Not Reviewing Plans During AEP
KFF found that 69% of Medicare beneficiaries did not compare their current plan with other options during open enrollment. That's a costly habit. Plans change every year—premiums shift, formularies drop drugs, and networks drop providers. Auto-renewing without a review means you might be paying more for less starting every January 1.
Making the MA vs. Medigap Decision Without Guidance
Choosing Medicare Advantage can feel like the lower-cost option initially. But if you later want to return to Original Medicare with Medigap coverage, you may face medical underwriting, meaning an insurer can charge you more or deny coverage based on your health history. That option narrows significantly as you age.
A Medicare planning specialist can walk through both paths before you commit. Barking Sands Capital's advisors fold Medicare enrollment into your broader retirement income strategy, including IRMAA planning to keep your retirement income from quietly inflating your premiums.
Frequently Asked Questions
What happens if I miss my Medicare Initial Enrollment Period?
Missing your IEP without qualifying coverage means waiting for the General Enrollment Period (January 1 – March 31) to sign up for Part B, with coverage starting the month after you enroll. You'll also likely face a permanent late-enrollment penalty added to your monthly premium for as long as you have Part B.
Can I switch from Medicare Advantage back to Original Medicare?
Yes. You can return to Original Medicare during the MA OEP (January 1 – March 31) or the AEP (October 15 – December 7). Be aware that switching may affect your ability to get Medigap coverage at standard rates, depending on your state's guaranteed-issue rules.
How does Medicaid affect my Medicare plan enrollment?
Dual eligibility—qualifying for both Medicare and Medicaid—can open access to Special Enrollment Periods, lower cost-sharing, and D-SNPs. Medicaid also typically helps cover Medicare premiums and out-of-pocket costs for qualifying low-income individuals.

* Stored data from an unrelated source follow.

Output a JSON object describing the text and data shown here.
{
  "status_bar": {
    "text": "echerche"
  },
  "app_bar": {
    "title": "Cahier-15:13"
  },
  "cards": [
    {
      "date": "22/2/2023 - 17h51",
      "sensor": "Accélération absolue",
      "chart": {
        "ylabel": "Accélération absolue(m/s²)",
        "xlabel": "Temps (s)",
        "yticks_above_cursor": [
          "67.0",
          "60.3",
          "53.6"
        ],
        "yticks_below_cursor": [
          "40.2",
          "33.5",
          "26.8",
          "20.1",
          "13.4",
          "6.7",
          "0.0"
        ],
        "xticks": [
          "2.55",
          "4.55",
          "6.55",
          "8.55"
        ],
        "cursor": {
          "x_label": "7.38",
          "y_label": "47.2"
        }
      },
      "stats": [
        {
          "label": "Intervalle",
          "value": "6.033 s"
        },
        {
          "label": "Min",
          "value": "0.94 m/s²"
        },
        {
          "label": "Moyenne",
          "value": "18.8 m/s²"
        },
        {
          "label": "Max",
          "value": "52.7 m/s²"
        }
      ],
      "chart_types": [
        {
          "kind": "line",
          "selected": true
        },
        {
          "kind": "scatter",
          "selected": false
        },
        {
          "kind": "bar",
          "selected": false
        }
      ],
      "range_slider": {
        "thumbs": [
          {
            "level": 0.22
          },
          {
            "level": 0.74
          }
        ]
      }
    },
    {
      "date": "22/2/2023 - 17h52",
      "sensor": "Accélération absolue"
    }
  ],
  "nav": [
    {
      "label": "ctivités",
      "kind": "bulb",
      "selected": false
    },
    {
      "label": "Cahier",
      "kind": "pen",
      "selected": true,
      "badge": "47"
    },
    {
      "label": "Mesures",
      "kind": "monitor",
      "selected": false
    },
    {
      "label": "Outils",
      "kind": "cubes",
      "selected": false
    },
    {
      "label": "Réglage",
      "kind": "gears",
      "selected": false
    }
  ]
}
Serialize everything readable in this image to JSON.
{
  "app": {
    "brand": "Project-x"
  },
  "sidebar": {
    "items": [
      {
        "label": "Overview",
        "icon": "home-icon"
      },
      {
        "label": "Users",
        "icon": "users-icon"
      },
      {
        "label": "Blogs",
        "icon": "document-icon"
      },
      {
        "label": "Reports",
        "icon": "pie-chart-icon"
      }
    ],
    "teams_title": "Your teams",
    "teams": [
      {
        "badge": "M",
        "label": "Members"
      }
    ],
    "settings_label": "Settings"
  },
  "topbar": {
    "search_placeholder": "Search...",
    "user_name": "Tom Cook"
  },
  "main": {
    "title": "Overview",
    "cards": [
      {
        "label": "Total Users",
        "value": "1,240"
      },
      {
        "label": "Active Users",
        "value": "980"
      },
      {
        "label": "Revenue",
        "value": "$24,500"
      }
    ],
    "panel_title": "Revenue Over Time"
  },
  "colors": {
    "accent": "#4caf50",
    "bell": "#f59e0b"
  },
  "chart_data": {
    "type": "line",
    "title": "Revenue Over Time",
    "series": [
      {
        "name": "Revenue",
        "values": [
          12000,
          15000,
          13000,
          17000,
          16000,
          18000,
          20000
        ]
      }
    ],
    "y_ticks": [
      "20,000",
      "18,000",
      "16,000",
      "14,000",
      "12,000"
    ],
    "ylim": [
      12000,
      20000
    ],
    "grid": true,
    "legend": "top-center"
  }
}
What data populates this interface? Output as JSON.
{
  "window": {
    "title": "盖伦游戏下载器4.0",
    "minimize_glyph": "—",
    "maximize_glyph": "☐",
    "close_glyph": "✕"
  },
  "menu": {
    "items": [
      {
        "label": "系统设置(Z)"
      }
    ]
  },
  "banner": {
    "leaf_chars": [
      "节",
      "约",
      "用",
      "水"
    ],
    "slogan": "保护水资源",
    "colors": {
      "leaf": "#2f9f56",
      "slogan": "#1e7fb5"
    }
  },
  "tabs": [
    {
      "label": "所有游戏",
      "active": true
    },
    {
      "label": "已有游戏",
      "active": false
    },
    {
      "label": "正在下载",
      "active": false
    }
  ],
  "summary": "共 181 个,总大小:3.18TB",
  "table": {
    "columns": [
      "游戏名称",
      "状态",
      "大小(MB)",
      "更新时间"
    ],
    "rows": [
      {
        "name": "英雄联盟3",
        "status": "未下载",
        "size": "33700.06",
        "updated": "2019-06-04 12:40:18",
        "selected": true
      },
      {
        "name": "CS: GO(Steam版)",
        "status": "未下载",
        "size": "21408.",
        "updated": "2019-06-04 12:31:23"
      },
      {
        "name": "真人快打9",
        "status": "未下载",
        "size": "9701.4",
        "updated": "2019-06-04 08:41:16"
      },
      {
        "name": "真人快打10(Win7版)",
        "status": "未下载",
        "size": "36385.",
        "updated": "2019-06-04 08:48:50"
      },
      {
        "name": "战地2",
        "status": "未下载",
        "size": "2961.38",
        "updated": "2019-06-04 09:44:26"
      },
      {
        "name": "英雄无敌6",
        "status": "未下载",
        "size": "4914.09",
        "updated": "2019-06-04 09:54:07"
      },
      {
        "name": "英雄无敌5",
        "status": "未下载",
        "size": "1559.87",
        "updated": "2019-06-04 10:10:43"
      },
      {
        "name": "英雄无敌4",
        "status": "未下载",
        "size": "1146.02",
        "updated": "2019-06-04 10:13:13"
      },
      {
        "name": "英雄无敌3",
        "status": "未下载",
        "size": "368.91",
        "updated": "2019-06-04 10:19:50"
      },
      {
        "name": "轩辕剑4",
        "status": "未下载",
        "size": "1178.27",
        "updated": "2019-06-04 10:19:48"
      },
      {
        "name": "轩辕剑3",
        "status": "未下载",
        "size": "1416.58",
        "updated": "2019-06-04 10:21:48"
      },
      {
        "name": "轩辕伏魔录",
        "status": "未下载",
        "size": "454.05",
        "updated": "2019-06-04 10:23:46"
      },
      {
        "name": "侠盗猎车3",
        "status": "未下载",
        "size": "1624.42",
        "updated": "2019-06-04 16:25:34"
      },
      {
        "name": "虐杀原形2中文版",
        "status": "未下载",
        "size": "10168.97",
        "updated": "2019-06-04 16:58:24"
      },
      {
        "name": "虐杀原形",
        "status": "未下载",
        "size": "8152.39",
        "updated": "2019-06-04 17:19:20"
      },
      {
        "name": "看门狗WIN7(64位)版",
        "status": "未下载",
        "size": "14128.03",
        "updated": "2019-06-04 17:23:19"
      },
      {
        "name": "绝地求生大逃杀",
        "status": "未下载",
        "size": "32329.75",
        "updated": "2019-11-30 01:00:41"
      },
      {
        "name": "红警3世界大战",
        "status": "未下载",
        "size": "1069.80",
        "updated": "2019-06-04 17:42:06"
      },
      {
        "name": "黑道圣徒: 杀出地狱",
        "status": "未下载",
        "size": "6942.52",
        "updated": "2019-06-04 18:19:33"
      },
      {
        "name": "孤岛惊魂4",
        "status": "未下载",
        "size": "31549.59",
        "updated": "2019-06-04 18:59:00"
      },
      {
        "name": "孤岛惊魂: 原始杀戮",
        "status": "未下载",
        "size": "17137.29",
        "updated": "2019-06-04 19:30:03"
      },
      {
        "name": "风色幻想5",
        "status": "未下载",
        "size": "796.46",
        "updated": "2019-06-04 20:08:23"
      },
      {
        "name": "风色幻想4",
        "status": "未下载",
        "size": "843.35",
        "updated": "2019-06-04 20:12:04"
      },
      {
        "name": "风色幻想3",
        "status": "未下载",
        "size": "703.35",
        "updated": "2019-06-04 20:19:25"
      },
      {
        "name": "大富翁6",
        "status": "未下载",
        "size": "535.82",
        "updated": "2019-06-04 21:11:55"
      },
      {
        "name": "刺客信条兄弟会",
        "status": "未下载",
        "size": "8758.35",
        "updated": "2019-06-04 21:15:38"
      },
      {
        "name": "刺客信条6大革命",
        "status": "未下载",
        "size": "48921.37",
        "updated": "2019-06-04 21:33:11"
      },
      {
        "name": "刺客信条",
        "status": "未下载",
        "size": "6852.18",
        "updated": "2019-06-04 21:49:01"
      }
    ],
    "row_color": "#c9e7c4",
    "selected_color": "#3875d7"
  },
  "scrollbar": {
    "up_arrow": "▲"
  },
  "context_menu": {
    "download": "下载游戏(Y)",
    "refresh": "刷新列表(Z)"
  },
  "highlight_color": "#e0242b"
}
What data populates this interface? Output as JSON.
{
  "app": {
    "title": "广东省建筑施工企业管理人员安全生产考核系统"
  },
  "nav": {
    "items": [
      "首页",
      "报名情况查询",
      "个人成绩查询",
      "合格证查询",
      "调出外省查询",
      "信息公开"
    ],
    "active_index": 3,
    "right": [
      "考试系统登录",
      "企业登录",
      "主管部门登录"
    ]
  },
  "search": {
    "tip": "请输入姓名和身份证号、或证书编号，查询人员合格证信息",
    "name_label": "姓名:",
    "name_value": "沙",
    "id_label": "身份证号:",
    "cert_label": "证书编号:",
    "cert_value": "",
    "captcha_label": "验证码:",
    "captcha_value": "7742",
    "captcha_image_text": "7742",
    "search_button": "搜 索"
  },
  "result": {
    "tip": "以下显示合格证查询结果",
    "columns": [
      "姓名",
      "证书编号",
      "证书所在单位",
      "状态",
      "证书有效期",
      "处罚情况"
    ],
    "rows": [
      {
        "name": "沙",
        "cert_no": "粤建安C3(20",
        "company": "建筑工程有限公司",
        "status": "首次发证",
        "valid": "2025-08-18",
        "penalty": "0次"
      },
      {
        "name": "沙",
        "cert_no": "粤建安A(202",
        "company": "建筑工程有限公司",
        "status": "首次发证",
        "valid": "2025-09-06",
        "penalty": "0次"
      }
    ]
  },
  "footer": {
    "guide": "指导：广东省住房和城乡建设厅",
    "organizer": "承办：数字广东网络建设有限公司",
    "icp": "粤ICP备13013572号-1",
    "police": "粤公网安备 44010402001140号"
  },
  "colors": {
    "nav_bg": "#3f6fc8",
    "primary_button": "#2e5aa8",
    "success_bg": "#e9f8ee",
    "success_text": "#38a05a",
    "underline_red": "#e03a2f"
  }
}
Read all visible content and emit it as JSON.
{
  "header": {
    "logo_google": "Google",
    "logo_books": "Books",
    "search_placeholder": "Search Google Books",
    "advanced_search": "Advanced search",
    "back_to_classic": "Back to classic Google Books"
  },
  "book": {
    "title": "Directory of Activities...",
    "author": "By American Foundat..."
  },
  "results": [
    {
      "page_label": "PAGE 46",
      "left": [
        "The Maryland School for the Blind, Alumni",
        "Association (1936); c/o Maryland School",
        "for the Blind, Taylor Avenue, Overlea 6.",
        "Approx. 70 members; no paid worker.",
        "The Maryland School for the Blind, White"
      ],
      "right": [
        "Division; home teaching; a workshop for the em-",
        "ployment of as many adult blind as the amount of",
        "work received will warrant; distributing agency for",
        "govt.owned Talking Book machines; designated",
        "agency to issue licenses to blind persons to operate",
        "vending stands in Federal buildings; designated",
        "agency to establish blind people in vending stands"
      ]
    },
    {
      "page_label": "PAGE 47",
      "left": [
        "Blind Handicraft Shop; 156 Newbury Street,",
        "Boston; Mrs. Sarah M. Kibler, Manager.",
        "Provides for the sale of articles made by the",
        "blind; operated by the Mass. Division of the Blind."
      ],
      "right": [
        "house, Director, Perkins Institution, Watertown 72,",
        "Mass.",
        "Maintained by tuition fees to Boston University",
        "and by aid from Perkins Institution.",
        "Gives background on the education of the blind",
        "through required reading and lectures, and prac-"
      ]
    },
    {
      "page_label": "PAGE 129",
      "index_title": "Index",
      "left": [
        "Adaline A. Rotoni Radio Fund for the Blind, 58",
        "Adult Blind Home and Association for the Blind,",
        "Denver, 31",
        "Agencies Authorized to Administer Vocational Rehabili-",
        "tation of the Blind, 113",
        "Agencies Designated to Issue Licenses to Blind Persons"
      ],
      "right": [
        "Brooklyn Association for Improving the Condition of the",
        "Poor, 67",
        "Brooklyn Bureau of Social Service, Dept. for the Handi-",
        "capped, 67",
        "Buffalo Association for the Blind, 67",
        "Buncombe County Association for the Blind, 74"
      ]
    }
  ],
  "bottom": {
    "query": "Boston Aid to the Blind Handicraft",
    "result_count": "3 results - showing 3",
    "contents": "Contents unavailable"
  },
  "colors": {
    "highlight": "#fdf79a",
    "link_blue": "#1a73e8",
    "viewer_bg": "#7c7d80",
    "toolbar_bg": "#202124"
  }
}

What qualifies me for a Special Enrollment Period?
Common qualifying events include:
- Moving out of a plan's service area
- Losing employer or union coverage
- Becoming eligible for Medicaid or Extra Help/Low Income Subsidy
- Moving into or out of a skilled nursing facility
Most plan-change SEPs provide a 2-month window to act.
Will I face a penalty for delaying Medicare Part B or Part D enrollment?
Yes—unless you have qualifying creditable coverage like active employer group insurance. Part B delays add 10% per 12-month period without coverage, permanently. Part D delays add 1% of the national base beneficiary premium ($38.99 in 2026) per uncovered month, and that penalty is also permanent.
When is the best time to review my Medicare plan options?
Review your plan every September when your Annual Notice of Change (ANOC) arrives—before the AEP opens October 15. This gives you time to compare options on Medicare's Plan Finder and make an informed switch before the December 7 deadline.